LLM-as-Judge Evaluation Harness

A CLI evaluation harness that used LLM-as-judge methods to score AI-generated mini-app code and outputs at Playful Software.

At Playful Software, I built a CLI-based evaluation harness that used LLM-as-judge methods to score AI-generated mini-app code and outputs. The same command could be run by hand from a developer's machine, fired off by a comment on a PR preview deployment, or run on a nightly schedule across an established evaluation dataset.

Most of the effort went into making the judge reliable. Repeated runs over the same input had to land in roughly the same place, otherwise nothing downstream of the harness could be trusted. I drove the variance down to a level the team could actually build on, through ongoing iteration on judge prompts and the agent architectures around them.

The harness scored generated code on a set of quality dimensions, and scored generated outputs on a set of tone and personality characteristics that mattered for the product. The goal was to turn things the product team had strong opinions about into something we could actually measure across releases.

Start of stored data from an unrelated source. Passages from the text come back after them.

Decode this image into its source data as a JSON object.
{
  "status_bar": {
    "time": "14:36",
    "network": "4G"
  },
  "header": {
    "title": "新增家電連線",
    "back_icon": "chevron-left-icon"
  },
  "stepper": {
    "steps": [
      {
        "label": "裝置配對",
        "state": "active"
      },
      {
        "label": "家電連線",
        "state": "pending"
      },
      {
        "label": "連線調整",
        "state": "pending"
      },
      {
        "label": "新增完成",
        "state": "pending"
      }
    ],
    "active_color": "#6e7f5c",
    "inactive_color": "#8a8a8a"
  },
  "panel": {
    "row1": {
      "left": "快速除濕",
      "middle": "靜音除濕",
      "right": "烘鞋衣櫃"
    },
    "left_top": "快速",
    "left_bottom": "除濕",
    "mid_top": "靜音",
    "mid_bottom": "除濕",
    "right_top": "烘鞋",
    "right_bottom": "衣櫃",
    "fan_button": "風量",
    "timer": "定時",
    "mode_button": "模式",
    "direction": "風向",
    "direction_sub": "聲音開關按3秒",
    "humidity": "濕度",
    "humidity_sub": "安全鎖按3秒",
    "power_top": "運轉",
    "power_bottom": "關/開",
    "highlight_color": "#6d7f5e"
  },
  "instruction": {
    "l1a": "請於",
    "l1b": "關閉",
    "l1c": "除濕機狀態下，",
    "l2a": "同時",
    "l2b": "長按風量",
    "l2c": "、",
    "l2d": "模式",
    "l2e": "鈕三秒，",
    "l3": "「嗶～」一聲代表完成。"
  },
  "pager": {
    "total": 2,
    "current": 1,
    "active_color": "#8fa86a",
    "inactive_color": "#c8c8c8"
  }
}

  • Built a CLI evaluation harness using LLM-as-judge methods for AI-generated mini-app code and outputs
  • Supported manual runs, automated runs triggered by PR preview deployments, and a nightly schedule across an established evaluation dataset
  • Drove repeated-run variance down to a level the team could rely on, through ongoing prompt and agent-architecture iteration
  • Scored generated code on quality dimensions and generated outputs on tone and personality characteristics

Tools & Stack
Claude · Langfuse · TypeScript · LLM-as-Judge · CLI Tooling · Prompt Engineering · Reliability & Variance Analysis · Evaluation Design


Demo and Access
Internal tool developed for Playful Software. Methodology, models, metrics, and implementation details are proprietary.